Two killed in attack on Russian power station
The attack was a blow to Kremlin efforts to contain an Islamist insurgency in the mainly Muslim provinces of the North Caucasus. Rebels have threatened to target economic infrastructure as well as police and civilians.
Four armed people attacked the Baksanskaya station in the Kabardino-Balkaria region at 0200 BST, the Federal Security Service (FSB) said in a statement. Attackers shot dead two security guards before laying several bombs in the turbine hall.
State television showed firefighters tackling a blaze and smoke billowing above the dam. Local media said it took almost three hours to contain the fire.
"This shows the scourge of terrorism is not only not subsiding, but expanding geographically," said Gennady Gudkov, deputy head of the security committee of Russia's parliament.
Kabardino-Balkaria is near Chechnya, Ingushetia and Dagestan, but has suffered far fewer attacks.
State-controlled Rushydro, which operates the station, said the blasts were caused by "a terrorist act."
Three generators were put out of service, halting the work of the station, the Kremlin said in a statement. Rushydro shares fell 1.5 percent at the market open, but were flat by 1112 BST, while the overall Moscow index was up 2 percent.
ECONOMIC WAR?
Federal Security Service chief Alexander Bortnikov said security at major installations in the region had been increased, a Kremlin spokeswoman said.

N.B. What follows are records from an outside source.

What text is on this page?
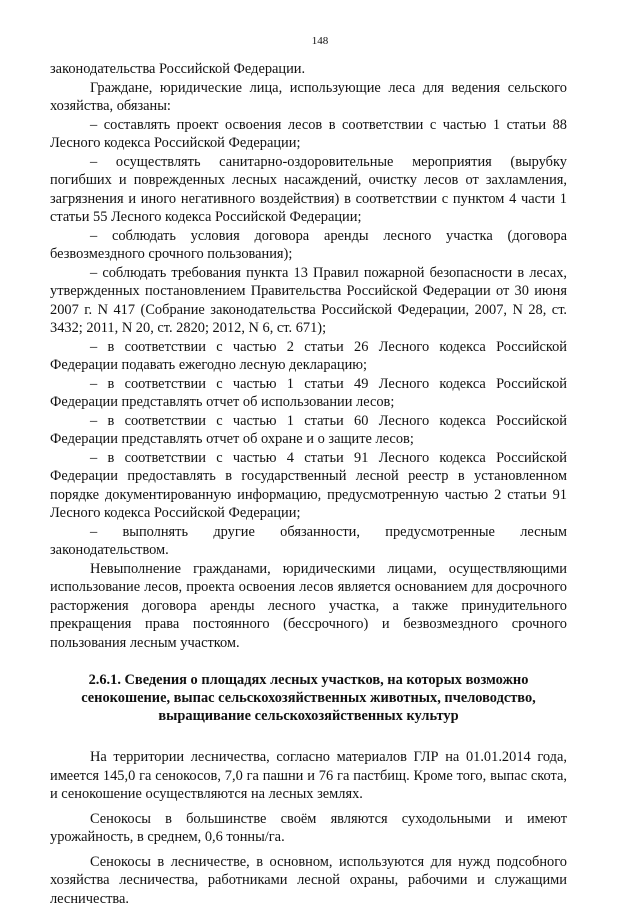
148

законодательства Российской Федерации.

Граждане, юридические лица, использующие леса для ведения сельского хозяйства, обязаны:

– составлять проект освоения лесов в соответствии с частью 1 статьи 88 Лесного кодекса Российской Федерации;

– осуществлять санитарно-оздоровительные мероприятия (вырубку погибших и поврежденных лесных насаждений, очистку лесов от захламления, загрязнения и иного негативного воздействия) в соответствии с пунктом 4 части 1 статьи 55 Лесного кодекса Российской Федерации;

– соблюдать условия договора аренды лесного участка (договора безвозмездного срочного пользования);

– соблюдать требования пункта 13 Правил пожарной безопасности в лесах, утвержденных постановлением Правительства Российской Федерации от 30 июня 2007 г. N 417 (Собрание законодательства Российской Федерации, 2007, N 28, ст. 3432; 2011, N 20, ст. 2820; 2012, N 6, ст. 671);

– в соответствии с частью 2 статьи 26 Лесного кодекса Российской Федерации подавать ежегодно лесную декларацию;

– в соответствии с частью 1 статьи 49 Лесного кодекса Российской Федерации представлять отчет об использовании лесов;

– в соответствии с частью 1 статьи 60 Лесного кодекса Российской Федерации представлять отчет об охране и о защите лесов;

– в соответствии с частью 4 статьи 91 Лесного кодекса Российской Федерации предоставлять в государственный лесной реестр в установленном порядке документированную информацию, предусмотренную частью 2 статьи 91 Лесного кодекса Российской Федерации;

– выполнять другие обязанности, предусмотренные лесным законодательством.

Невыполнение гражданами, юридическими лицами, осуществляющими использование лесов, проекта освоения лесов является основанием для досрочного расторжения договора аренды лесного участка, а также принудительного прекращения права постоянного (бессрочного) и безвозмездного срочного пользования лесным участком.

2.6.1. Сведения о площадях лесных участков, на которых возможно сенокошение, выпас сельскохозяйственных животных, пчеловодство, выращивание сельскохозяйственных культур

На территории лесничества, согласно материалов ГЛР на 01.01.2014 года, имеется 145,0 га сенокосов, 7,0 га пашни и 76 га пастбищ. Кроме того, выпас скота, и сенокошение осуществляются на лесных землях.

Сенокосы в большинстве своём являются суходольными и имеют урожайность, в среднем, 0,6 тонны/га.

Сенокосы в лесничестве, в основном, используются для нужд подсобного хозяйства лесничества, работниками лесной охраны, рабочими и служащими лесничества.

"I'm afraid this may have been a rehearsal for something much larger," a member of the FSB's National Anti-Terror Committee, Alexander Torshin, told Ekho Moskvy radio.
Analysts said the raid indicated rebels were fulfilling their promise to target economic infrastructure as part of their fight to create an Islamist pan-Caucasus state in south Russia.
Chechen rebel leader Doku Umarov, who calls himself the "Emir of the Caucasus Emirate," has vowed to attack Russia's energy pipelines and power stations.
Umarov claimed responsibility for March suicide bombings in the Moscow metro that killed at least 40 people and his group said it was behind a disaster which killed 75 people at the Sayano-Shushenskaya dam in Siberia in August last year.
"I think this is a change in tactics," said Grigory Shvedov, editor-in-chief of the Caucasian Knot www.kavkaz-uzel.ru Internet news agency. He said it would be reasonable to expect more attacks on economic targets.
The Kremlin at the time dismissed the rebels' claim to have blown up the Sayano-Shushenskaya dam and most analysts agreed it was likely an industrial accident.
Baksanskaya is a relatively small plant built in the 1930s during the Soviet Union's industrialisation drive. It has an installed capacity of 25 megawatts, which is less than half a percent of the capacity of the Sayano-Shushenskaya dam.
Media reports said local power supplies were unaffected because energy was rerouted from elsewhere.